Pruning as a Defense: Reducing Memorization in Large Language Models
Mansi Gupta, Nikhar Waghela, Sarthak Gupta, Shourya Goel, Sanjif Shanmugavelu
TL;DR
This work tackles the privacy risk of memorization in large language models by adopting a prefix-based extraction framework with context lengths $k$ to quantify verbatim recall. It evaluates multiple pruning strategies (layer-wise, global, and attention-focused) on the Pythia model family to reduce memorization while tracking perplexity as a safety and quality metric. The findings show that pruning consistently reduces memorization across context lengths, with global pruning and attention-focused pruning providing the strongest defenses, albeit with a trade-off in language modeling performance.
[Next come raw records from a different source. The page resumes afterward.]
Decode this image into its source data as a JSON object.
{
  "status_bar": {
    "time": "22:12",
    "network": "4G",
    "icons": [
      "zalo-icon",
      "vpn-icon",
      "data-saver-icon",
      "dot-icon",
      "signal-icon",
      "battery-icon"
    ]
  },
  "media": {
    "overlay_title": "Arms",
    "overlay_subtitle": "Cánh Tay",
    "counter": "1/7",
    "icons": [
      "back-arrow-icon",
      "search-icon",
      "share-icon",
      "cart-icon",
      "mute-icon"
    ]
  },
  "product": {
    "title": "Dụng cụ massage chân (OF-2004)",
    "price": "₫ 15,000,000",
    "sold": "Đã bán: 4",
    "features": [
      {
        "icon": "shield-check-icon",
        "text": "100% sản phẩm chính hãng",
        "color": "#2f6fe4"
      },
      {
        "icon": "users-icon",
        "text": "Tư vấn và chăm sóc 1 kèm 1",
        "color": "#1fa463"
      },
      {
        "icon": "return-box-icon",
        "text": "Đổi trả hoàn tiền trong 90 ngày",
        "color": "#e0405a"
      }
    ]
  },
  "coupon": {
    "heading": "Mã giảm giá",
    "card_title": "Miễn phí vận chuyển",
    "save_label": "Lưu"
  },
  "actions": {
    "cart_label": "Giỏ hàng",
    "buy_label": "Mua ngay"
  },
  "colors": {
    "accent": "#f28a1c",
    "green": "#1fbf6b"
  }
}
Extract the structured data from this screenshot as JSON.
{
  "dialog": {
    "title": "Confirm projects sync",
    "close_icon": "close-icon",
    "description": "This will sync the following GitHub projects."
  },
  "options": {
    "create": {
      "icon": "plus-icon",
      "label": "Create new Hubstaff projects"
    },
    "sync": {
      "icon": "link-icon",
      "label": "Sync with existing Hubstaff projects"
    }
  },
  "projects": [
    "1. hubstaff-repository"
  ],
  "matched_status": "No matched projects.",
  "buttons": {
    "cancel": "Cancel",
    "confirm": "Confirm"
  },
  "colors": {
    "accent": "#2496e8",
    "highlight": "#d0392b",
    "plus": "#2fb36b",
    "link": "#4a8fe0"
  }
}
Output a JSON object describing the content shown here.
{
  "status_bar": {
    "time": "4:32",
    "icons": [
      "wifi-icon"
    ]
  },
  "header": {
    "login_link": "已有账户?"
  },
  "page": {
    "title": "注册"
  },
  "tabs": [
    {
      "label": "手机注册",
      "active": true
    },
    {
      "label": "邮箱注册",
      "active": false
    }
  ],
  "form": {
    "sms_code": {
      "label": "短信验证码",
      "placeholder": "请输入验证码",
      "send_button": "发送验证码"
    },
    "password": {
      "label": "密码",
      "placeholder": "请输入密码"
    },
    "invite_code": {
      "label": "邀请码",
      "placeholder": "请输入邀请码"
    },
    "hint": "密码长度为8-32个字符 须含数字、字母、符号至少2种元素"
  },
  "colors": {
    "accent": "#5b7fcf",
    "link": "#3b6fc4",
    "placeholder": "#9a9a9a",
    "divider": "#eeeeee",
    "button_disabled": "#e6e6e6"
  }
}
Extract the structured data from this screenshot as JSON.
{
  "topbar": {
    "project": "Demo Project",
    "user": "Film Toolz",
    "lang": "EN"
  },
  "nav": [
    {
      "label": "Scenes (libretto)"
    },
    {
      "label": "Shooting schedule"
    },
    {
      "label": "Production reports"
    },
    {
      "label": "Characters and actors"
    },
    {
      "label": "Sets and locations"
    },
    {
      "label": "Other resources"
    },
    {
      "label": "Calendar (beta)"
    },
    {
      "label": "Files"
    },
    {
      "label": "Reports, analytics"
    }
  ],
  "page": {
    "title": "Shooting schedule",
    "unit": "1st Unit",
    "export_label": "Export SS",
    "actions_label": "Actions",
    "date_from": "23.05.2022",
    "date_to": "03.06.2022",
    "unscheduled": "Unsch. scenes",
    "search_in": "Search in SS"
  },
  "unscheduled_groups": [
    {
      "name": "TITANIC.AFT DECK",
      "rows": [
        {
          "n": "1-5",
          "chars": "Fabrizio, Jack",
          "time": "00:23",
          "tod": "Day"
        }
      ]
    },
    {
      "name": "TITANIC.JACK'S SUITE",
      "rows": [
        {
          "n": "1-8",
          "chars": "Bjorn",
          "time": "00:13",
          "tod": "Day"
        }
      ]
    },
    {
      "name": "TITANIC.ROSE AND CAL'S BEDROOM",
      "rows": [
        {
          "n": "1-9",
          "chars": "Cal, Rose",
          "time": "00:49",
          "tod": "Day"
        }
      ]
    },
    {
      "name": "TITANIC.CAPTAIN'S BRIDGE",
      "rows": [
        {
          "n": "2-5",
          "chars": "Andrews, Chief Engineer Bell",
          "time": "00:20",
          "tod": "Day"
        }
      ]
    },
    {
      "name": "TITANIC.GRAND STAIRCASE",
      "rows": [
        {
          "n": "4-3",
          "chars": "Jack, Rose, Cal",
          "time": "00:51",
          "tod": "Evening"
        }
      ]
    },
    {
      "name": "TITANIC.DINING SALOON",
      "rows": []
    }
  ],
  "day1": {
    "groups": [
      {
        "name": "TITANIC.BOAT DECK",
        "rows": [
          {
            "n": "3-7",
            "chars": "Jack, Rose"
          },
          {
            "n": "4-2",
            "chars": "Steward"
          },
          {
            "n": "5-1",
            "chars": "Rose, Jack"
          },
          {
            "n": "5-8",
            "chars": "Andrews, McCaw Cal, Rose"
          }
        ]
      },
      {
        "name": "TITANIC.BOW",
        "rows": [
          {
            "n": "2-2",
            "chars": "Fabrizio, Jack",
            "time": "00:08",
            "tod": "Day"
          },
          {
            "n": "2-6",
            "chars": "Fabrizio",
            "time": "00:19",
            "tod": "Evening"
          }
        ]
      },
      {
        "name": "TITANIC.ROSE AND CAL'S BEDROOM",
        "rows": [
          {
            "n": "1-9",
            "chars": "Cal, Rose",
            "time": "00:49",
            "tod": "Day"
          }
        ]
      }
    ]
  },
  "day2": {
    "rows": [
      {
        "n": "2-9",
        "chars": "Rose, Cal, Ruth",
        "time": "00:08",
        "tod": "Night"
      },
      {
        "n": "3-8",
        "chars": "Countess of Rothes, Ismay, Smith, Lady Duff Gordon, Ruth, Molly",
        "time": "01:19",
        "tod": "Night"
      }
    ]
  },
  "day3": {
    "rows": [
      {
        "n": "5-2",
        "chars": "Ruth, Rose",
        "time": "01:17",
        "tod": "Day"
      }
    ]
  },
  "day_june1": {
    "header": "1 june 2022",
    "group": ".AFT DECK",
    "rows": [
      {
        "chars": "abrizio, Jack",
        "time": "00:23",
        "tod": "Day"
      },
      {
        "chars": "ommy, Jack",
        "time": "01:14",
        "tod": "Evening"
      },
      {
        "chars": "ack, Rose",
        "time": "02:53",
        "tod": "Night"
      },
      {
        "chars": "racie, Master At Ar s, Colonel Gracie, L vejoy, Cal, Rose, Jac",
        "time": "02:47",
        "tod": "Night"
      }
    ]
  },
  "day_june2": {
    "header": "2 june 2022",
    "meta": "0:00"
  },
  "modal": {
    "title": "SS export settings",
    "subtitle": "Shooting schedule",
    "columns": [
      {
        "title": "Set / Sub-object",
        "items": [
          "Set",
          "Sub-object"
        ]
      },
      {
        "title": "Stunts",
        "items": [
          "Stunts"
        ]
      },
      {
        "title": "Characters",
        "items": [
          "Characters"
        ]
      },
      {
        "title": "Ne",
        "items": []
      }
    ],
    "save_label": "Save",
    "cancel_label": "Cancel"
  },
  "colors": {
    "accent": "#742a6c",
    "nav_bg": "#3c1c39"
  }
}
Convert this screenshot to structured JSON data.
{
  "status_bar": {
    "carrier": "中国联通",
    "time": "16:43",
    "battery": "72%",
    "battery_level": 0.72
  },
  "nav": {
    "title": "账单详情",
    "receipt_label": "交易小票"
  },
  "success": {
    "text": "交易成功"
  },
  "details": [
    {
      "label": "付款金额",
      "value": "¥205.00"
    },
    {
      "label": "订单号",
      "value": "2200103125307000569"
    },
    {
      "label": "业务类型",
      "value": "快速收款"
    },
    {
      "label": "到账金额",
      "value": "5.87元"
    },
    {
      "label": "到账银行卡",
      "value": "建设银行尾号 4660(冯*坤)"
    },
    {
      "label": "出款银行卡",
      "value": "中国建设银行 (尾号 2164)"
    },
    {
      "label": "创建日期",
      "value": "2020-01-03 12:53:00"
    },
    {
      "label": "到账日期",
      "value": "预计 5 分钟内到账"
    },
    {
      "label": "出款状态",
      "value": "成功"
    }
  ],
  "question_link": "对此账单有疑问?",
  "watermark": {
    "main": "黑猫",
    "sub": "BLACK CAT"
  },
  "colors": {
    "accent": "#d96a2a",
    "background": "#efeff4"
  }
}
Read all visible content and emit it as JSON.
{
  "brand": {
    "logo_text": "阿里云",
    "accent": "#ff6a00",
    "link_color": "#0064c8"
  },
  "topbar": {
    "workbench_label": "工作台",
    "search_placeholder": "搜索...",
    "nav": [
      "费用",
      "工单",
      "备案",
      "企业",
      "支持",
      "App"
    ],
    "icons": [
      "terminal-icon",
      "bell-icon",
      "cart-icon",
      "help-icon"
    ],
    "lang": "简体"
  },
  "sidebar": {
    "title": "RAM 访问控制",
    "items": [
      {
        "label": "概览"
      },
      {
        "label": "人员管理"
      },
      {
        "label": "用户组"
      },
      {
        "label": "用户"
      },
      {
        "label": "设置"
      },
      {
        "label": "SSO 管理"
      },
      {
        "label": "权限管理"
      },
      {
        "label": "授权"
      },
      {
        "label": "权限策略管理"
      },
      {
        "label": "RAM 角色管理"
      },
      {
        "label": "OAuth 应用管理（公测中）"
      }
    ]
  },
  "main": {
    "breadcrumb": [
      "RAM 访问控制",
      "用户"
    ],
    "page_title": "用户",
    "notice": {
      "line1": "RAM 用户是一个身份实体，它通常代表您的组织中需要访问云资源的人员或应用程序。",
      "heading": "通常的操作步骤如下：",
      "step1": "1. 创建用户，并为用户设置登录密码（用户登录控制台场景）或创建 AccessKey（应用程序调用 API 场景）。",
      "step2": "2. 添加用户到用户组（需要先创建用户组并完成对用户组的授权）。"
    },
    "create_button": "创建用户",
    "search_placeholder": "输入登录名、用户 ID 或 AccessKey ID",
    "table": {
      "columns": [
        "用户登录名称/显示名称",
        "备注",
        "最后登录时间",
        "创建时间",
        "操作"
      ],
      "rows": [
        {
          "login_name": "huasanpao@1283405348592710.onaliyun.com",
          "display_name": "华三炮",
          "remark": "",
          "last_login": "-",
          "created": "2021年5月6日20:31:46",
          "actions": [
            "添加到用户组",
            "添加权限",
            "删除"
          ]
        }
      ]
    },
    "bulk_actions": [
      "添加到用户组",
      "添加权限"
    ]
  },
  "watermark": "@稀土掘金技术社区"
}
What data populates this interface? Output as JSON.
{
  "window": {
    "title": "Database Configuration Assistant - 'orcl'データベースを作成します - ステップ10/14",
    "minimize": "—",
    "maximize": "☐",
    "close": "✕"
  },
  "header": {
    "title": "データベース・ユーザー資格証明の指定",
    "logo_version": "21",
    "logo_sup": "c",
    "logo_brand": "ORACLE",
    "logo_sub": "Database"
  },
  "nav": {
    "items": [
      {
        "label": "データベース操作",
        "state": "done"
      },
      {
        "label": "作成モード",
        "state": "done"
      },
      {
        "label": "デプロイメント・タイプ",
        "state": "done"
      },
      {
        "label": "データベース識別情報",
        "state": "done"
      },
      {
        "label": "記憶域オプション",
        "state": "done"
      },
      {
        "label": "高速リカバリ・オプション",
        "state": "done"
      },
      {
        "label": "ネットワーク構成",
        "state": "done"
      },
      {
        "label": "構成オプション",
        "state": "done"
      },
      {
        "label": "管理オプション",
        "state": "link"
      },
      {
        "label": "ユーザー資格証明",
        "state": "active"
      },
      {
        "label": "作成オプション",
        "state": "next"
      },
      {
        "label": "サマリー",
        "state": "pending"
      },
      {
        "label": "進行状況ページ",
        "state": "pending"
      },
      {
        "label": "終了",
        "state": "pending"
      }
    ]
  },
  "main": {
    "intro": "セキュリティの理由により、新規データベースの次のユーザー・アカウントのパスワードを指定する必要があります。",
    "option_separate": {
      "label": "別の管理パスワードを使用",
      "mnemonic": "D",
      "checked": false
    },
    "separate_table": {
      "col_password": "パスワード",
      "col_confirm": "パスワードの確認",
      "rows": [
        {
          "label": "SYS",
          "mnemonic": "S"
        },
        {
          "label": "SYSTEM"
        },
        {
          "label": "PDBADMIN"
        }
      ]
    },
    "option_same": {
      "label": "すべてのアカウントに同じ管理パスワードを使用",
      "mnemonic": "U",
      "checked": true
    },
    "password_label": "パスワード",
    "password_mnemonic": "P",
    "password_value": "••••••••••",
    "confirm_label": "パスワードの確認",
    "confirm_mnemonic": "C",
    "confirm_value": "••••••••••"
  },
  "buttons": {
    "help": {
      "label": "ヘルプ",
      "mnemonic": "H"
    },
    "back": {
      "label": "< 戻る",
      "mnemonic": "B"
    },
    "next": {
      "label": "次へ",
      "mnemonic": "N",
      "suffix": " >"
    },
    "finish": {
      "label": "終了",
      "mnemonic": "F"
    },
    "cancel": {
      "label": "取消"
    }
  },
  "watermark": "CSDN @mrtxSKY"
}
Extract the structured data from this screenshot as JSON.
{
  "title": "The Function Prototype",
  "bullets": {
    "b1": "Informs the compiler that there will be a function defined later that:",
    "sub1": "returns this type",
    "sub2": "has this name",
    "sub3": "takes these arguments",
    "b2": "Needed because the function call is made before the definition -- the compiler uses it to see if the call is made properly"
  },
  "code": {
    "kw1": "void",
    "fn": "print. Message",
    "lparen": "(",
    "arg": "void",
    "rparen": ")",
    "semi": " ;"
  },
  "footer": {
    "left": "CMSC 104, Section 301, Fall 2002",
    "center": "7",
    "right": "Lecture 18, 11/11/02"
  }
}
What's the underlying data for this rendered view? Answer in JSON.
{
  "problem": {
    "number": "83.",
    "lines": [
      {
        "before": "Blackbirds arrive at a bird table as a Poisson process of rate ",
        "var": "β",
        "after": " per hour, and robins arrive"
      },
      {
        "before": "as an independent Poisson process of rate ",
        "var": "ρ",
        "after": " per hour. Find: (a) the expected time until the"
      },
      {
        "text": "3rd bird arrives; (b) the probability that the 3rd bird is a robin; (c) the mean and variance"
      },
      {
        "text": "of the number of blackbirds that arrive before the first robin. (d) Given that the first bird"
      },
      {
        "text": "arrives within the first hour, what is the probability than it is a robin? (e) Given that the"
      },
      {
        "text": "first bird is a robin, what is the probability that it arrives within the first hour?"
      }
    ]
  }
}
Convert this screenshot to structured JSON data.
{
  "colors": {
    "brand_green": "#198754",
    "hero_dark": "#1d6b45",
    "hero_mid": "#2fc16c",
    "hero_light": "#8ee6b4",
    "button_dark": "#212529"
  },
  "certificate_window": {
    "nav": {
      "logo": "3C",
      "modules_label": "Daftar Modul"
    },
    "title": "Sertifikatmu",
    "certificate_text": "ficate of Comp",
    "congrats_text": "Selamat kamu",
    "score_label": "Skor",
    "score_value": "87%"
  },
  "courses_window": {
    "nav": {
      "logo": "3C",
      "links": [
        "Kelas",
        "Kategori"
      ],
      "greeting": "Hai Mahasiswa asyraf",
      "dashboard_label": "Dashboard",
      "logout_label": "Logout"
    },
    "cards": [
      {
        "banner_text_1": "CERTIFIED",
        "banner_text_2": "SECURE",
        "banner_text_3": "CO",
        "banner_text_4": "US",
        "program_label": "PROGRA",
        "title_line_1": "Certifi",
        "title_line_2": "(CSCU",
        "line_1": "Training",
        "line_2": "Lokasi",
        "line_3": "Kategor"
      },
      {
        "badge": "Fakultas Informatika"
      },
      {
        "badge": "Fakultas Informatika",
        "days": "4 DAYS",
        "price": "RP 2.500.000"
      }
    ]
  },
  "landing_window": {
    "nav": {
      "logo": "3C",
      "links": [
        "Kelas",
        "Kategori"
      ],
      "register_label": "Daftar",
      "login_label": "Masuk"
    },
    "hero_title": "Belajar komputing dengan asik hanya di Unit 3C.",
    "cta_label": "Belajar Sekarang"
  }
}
Overall, pruning emerges as a lightweight, practical baseline for mitigating membership inference, guiding future research into adaptive sparsity techniques for privacy-preserving LLMs.
Abstract
Large language models have been shown to memorize significant portions of their training data, which they can reproduce when appropriately prompted. This work investigates the impact of simple pruning techniques on this behavior. Our findings reveal that pruning effectively reduces the extent of memorization in LLMs, demonstrating its potential as a foundational approach for mitigating membership inference attacks.